C57BL/6 J mice were fed a high-fat diet (HFD) or normal diet (ND) and sacrificed at 8 time-points over 24 weeks. Excessive fat accumulation was evident in visceral WAT depots (Epidydimal, Perirenal, Retroperitoneum, Mesentery) after 2–4 weeks. Fibrillar collagen accumulation was evident in epidydimal adipocytes at 24 weeks. Plasma adipokines, leptin, resistin and adipsin, increased early and time-dependently, while adiponectin decreased late after 20 weeks. Only plasma leptin and adiponectin levels were associated with their respective mRNA levels in visceral WAT. Time-course microarrays revealed early and sustained activation of the immune transcriptome in epididymal and mesenteric depots. Up-regulated inflammatory genes included pro-inflammatory cytokines, chemokines (Tnf, Il1rn, Saa3, Emr1, Adam8, Itgam, Ccl2, 3, 4, 6, 7 and 9) and their upstream signalling pathway genes (multiple Toll-like receptors, Irf5 and Cd14). Early changes also occurred in fibrosis, extracellular matrix, collagen and cathepsin related-genes, but histological fibrosis was only visible in the later stages.

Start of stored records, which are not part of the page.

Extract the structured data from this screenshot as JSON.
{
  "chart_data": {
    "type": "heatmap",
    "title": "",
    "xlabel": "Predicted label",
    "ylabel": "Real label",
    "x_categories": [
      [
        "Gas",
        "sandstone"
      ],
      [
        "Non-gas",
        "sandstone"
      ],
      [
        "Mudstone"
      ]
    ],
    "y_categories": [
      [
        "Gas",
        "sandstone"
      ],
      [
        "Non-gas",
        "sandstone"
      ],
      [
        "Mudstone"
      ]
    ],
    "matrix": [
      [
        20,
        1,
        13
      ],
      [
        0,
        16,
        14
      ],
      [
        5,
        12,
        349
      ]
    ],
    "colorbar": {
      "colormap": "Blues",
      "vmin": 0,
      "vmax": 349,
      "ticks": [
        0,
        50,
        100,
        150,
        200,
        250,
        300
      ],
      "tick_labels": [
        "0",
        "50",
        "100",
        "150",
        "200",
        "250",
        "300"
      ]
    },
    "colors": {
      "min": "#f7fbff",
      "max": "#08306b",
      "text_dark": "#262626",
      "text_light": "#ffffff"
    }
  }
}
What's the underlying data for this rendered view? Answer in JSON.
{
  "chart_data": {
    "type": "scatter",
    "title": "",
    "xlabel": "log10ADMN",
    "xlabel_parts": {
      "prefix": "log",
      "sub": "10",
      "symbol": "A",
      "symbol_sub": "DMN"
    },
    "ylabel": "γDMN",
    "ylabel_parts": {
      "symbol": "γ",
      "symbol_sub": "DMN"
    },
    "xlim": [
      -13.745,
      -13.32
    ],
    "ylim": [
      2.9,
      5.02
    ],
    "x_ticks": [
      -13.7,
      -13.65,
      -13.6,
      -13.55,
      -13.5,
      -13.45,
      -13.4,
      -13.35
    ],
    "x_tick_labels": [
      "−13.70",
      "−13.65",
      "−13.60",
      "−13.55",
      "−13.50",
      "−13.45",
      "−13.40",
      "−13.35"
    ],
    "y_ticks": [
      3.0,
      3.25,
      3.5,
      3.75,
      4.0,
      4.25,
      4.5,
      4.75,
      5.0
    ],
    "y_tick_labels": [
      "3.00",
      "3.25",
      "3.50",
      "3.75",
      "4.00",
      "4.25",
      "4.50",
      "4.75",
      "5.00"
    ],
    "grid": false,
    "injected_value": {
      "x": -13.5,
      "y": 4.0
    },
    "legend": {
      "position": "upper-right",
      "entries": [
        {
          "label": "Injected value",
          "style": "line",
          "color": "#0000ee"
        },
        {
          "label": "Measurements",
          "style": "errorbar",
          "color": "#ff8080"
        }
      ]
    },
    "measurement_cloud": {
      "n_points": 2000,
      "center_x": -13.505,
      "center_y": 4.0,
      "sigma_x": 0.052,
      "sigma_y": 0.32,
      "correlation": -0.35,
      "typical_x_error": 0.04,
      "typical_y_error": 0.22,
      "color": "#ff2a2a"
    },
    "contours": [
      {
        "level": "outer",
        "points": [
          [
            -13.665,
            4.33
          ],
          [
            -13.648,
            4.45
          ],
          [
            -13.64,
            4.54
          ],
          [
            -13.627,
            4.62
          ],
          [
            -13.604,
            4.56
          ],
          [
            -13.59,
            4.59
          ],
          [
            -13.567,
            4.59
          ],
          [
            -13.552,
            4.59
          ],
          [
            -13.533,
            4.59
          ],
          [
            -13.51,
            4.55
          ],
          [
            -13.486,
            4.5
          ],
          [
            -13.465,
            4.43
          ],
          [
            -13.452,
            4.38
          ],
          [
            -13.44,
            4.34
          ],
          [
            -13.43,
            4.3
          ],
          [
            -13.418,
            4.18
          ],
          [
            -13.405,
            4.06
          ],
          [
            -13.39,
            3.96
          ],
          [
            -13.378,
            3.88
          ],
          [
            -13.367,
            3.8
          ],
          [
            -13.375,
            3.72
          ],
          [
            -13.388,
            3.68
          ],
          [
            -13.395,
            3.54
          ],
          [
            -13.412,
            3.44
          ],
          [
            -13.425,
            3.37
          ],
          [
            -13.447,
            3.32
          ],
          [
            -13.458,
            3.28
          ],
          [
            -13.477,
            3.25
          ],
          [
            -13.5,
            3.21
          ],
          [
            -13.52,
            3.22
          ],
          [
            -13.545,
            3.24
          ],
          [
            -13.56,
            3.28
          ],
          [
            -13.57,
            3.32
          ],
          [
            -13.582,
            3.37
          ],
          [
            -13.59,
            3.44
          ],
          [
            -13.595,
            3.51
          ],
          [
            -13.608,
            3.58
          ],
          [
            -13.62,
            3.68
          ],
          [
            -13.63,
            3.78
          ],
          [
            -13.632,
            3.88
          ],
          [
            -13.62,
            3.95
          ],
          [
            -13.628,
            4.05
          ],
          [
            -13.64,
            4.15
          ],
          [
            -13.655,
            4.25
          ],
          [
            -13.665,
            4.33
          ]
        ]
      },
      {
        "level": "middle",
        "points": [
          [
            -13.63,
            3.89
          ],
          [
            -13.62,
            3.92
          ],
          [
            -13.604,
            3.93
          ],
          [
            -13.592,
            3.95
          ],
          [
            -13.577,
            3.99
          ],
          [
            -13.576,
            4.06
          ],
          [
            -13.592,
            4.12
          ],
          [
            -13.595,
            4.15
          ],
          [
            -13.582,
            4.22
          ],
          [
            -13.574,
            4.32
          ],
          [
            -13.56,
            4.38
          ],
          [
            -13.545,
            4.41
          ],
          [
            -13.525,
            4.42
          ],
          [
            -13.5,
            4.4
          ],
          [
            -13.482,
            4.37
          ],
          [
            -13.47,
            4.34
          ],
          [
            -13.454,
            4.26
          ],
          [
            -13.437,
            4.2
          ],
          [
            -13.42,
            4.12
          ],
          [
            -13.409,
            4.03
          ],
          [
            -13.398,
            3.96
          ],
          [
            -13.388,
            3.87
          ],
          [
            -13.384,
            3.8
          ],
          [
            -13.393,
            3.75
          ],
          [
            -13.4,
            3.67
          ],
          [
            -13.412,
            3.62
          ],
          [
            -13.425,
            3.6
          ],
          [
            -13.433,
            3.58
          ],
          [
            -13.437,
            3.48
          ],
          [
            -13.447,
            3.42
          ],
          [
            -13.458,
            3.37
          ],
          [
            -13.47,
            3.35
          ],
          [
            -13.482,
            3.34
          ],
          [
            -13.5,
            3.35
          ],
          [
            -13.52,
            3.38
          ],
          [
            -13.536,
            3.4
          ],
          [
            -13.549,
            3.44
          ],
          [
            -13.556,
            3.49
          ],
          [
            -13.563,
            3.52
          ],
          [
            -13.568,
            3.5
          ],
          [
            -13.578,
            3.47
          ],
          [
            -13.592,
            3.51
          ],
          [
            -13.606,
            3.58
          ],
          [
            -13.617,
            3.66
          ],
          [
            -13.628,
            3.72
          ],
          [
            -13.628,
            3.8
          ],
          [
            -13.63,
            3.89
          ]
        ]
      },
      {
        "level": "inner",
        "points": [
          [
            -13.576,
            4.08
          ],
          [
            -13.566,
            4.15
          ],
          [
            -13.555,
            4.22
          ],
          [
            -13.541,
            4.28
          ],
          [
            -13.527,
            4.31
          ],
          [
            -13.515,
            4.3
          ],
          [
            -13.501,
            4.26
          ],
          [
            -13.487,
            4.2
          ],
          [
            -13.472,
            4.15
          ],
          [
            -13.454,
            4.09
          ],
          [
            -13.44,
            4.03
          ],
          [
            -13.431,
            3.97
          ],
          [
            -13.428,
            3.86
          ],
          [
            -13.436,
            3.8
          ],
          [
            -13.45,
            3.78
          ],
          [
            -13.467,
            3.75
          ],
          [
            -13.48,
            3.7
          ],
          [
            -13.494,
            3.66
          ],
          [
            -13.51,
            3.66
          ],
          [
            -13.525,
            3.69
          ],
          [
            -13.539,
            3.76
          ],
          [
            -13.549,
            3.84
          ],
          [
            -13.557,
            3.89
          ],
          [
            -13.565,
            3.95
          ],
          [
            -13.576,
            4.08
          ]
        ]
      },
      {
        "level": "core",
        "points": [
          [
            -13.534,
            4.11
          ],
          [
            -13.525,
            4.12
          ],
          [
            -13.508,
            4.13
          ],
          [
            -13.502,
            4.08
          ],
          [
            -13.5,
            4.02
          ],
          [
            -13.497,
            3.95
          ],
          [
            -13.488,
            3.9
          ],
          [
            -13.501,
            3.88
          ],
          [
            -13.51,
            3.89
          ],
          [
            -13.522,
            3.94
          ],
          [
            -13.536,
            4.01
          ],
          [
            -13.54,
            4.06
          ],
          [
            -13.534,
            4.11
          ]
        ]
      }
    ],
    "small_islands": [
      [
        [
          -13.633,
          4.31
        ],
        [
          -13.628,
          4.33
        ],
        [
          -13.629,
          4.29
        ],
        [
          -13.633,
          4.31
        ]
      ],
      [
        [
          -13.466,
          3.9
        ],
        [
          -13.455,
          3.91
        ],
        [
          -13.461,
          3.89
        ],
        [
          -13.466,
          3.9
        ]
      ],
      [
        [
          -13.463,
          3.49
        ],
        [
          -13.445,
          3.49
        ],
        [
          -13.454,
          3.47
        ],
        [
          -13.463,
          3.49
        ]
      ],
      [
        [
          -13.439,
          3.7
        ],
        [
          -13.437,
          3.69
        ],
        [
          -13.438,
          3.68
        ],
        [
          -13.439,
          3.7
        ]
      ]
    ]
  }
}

In diet-induced obesity, early activation of TLR-mediated inflammatory signalling cascades by CD antigen genes, leads to increased expression of pro-inflammatory cytokines and chemokines, resulting in chronic low-grade inflammation. Early changes in collagen genes may trigger the accumulation of ECM components, promoting fibrosis in the later stages of diet-induced obesity. New therapeutic approaches targeting visceral adipose tissue genes altered early by HFD feeding may help ameliorate the deleterious effects of diet-induced obesity.